Polyoxymethylene resin is an engineering plastic which is used in various fields such as electric and electronic parts and automobile because it has excellent mechanical properties, rigidity, chemical resistance and long-term durability. When the polyoxymethylene resin is used for producing parts such as clips or fasteners, excellent elongation at break and impact resistance at room temperature / low temperature are required. However, since the resin has a high degree of crystallinity and is very hard, when a molded article made of the resin is impacted and cracked, its propagation speed is very fast and it is very easy to break. Research on adding various impact modifiers as a method for improving the impact resistance has been carried out from the past and is actively being carried out at present.

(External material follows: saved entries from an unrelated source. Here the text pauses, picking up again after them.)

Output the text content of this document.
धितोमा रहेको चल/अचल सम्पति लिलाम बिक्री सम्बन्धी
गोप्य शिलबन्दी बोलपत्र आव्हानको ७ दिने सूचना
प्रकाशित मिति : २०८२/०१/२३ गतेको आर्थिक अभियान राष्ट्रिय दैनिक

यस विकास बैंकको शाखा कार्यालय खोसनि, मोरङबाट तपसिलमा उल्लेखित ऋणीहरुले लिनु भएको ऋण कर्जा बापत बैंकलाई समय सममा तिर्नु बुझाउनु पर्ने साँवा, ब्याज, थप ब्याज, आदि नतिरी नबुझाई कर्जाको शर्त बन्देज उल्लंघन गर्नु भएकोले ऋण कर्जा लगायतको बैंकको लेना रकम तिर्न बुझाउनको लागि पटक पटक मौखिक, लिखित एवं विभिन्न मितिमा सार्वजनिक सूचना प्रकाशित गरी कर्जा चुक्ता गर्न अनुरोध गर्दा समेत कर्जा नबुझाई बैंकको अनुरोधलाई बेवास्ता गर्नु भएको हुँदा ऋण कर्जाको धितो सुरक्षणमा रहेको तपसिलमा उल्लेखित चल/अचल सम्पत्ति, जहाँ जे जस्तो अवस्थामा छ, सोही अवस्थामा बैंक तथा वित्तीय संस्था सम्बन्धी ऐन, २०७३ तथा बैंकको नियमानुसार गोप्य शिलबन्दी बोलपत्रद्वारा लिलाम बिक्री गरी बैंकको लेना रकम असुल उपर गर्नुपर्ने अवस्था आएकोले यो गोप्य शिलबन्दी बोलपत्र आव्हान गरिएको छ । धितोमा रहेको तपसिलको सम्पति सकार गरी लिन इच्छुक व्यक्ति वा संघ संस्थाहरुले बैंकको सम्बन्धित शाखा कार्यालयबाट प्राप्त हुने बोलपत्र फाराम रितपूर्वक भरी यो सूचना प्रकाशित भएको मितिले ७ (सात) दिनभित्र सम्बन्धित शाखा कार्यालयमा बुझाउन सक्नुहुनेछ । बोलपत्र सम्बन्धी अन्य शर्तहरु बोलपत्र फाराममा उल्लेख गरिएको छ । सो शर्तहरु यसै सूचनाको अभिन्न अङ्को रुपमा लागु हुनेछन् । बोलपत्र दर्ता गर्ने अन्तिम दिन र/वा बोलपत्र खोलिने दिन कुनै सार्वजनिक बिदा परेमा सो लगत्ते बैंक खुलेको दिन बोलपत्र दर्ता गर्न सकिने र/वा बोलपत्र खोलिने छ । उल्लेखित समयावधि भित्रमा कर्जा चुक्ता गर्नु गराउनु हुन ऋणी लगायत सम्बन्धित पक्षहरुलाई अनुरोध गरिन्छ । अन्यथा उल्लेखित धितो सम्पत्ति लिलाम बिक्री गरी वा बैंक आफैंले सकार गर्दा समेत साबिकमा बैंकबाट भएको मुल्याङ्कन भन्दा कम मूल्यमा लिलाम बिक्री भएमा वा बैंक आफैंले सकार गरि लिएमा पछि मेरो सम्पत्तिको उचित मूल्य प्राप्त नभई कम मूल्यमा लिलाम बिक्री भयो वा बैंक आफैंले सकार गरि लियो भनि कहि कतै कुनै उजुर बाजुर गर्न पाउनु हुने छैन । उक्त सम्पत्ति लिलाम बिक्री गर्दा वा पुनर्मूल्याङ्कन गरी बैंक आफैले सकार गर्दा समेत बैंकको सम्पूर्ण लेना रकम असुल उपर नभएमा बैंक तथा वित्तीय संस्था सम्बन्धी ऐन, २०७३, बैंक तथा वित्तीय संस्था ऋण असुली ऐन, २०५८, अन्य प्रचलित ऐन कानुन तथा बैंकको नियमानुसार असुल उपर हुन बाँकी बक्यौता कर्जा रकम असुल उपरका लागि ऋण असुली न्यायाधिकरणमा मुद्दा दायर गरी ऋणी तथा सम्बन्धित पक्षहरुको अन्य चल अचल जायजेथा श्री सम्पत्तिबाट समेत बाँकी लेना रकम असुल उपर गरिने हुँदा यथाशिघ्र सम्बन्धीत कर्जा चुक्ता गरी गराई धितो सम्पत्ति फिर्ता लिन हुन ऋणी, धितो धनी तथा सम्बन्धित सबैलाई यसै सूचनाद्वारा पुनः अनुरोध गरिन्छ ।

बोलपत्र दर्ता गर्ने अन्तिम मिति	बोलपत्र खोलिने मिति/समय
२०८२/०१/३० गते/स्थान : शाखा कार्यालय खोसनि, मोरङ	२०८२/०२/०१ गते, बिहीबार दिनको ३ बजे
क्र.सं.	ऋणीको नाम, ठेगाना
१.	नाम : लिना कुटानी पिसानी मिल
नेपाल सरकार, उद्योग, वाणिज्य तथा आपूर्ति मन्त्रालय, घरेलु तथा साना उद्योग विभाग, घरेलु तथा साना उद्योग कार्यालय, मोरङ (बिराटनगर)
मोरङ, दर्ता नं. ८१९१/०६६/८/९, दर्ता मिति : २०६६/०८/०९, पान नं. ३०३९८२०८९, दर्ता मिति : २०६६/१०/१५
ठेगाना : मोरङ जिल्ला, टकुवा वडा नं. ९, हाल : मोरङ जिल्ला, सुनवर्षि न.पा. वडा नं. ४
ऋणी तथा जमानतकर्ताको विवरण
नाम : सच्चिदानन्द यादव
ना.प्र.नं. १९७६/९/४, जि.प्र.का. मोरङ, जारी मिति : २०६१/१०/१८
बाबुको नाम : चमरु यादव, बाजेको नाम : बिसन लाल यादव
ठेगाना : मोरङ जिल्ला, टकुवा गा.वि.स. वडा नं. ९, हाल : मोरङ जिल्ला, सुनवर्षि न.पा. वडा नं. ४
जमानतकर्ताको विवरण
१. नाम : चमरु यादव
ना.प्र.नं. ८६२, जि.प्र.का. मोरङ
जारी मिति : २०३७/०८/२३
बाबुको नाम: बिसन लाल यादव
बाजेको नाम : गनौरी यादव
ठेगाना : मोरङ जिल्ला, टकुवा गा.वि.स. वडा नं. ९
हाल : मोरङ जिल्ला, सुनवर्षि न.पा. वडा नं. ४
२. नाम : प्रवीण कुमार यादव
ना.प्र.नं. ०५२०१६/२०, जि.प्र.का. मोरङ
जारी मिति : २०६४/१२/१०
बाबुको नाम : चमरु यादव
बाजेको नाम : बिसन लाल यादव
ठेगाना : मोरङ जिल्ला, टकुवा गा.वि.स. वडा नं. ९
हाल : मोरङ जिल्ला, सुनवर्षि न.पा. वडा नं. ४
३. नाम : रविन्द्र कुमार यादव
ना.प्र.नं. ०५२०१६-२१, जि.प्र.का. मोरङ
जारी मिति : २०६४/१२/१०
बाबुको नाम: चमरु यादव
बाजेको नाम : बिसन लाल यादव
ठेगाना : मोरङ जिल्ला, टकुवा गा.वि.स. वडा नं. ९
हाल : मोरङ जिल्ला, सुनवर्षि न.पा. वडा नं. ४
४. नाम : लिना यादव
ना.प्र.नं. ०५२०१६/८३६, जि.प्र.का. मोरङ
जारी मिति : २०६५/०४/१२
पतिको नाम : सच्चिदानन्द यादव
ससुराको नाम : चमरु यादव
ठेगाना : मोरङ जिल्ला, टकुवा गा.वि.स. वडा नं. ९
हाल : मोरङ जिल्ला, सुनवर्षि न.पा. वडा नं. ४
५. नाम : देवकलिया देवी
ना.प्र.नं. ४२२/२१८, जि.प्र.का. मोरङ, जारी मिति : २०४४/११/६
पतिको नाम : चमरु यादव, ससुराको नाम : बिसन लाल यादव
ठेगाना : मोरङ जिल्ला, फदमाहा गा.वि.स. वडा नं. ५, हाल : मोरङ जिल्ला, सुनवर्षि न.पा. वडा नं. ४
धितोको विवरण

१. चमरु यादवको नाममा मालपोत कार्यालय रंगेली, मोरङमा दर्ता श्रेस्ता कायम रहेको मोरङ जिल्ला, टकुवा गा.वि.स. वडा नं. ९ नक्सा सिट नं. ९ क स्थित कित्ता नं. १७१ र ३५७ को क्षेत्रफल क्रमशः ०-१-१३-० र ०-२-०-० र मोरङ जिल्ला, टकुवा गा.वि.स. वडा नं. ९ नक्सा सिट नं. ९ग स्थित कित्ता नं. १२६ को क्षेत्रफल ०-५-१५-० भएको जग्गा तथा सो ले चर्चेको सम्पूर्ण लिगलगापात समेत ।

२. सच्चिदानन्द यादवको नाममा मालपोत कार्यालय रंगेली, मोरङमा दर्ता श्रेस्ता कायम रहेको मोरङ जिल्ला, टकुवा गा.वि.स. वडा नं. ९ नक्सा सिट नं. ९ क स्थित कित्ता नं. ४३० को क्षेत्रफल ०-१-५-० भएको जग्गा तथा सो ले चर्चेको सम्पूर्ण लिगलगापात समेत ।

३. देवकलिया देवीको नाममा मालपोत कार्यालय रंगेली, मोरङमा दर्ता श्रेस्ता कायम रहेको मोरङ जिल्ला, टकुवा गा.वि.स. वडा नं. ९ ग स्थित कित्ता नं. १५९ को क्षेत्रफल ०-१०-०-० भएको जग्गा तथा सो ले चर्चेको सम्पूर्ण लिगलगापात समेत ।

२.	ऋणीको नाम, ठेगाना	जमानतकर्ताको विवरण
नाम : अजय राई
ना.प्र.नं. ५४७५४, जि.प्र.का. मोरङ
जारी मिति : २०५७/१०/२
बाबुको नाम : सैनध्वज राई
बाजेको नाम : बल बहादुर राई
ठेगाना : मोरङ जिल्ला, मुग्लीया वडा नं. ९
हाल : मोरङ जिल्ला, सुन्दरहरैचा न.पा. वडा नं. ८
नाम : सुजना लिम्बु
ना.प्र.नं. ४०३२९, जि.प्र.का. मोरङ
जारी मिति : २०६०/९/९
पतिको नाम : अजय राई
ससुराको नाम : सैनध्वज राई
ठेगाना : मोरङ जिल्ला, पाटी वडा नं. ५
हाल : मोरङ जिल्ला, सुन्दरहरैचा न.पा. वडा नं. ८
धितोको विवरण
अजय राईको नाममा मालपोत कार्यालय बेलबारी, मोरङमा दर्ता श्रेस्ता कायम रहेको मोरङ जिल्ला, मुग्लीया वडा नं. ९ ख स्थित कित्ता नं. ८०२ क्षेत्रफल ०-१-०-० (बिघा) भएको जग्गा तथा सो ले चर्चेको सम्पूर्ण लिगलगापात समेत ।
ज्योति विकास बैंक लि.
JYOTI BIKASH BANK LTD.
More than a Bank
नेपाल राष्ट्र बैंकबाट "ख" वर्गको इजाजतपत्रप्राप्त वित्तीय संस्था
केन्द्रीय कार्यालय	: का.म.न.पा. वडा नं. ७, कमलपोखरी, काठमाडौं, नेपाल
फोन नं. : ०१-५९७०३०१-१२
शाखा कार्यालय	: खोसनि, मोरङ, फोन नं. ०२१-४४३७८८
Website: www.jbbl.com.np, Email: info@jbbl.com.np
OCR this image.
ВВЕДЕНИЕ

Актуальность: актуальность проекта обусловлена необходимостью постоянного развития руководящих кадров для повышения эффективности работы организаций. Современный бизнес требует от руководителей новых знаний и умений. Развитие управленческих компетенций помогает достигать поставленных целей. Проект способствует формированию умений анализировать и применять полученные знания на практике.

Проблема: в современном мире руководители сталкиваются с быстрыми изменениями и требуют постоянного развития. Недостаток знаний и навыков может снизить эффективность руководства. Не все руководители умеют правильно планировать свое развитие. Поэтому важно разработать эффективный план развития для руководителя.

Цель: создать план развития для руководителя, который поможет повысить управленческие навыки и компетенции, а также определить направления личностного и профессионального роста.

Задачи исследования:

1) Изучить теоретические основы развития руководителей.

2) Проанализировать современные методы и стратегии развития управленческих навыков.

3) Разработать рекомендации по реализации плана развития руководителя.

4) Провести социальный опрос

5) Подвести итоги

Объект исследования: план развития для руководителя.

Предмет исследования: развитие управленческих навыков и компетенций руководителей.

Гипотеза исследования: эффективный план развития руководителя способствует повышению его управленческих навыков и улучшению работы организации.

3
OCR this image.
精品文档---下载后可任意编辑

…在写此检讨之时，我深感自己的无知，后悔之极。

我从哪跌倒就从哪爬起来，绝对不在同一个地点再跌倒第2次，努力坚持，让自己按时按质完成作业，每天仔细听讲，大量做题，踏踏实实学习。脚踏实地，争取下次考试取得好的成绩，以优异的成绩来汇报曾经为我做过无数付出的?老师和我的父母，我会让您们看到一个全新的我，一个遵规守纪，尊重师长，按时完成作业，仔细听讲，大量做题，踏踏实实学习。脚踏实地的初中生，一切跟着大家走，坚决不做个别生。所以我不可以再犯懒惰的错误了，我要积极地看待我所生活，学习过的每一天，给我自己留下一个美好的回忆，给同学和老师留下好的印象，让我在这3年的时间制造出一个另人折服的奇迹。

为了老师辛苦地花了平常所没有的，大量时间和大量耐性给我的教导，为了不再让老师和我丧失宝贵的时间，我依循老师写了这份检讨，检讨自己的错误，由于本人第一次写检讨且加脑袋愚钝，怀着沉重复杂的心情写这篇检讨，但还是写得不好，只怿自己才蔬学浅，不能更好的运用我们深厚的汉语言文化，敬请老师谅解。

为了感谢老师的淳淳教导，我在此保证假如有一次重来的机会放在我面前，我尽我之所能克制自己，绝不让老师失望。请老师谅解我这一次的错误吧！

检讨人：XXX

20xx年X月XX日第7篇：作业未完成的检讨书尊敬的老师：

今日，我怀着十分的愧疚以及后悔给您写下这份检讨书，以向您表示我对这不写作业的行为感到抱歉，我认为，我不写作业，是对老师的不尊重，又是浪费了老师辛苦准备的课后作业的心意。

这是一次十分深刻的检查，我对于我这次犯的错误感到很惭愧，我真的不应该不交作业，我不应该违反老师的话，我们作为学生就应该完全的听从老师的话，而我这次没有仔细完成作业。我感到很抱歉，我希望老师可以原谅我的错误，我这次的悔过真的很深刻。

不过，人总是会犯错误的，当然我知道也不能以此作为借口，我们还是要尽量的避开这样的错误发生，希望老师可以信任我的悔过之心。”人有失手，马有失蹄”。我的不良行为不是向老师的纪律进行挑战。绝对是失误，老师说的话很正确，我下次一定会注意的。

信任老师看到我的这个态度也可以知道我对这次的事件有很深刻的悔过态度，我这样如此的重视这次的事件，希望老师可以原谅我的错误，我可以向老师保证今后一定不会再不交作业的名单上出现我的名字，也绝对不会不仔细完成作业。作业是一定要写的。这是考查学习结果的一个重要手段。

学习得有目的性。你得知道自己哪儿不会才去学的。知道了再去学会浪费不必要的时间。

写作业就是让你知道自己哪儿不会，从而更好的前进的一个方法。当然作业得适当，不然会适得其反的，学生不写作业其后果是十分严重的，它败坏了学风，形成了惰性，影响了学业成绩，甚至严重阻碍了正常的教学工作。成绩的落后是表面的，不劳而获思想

As a method for improving the impact resistance property of polyoxymethylene, a method of adding a thermoplastic polyurethane having a glass transition temperature of -15 캜 or lower (see U.S. Patent Publication No. 1989-4804716), a method of improving fracture elongation and impact resistance (US Patent Publication No. 1990-4929712, U.S. Patent Publication No. 2007-0276064), a method of improving the elongation at break and the impact resistance at room temperature and improving the extrusion processability of the resin and the thermoplastic polyurethane (US Patent Publication No. 2003-6512047, Korean Patent Publication Nos. 2010-0140791 and 2003-0042167), a method of improving the elongation at break and the impact resistance at room temperature, and a method of adding a compound containing modified maleic anhydride group To improve low-temperature impact resistance properties, methyl methacrylate-butadiene-styrene and isocyanate compounds are added together. (Korean Patent Publication No. 2017-0051697) has been proposed.

However, since the isocyanate compound is added to improve the elongation at break, the flowability of the resin is greatly reduced and the molding process becomes difficult. In addition, the development of techniques related to the improvement of the impact resistance at room temperature has been mainly performed. It is necessary to develop a resin composition having good flow properties while securing both excellent tensile elongation, normal temperature impact resistance and low temperature impact resistance.

The present invention provides a polyoxymethylene resin composition which is excellent in the elongation at break, the impact resistance at room temperature and the low temperature, the impact resistance at low temperature, and the flowability, and which is advantageous in molding processing, and a molded article produced therefrom.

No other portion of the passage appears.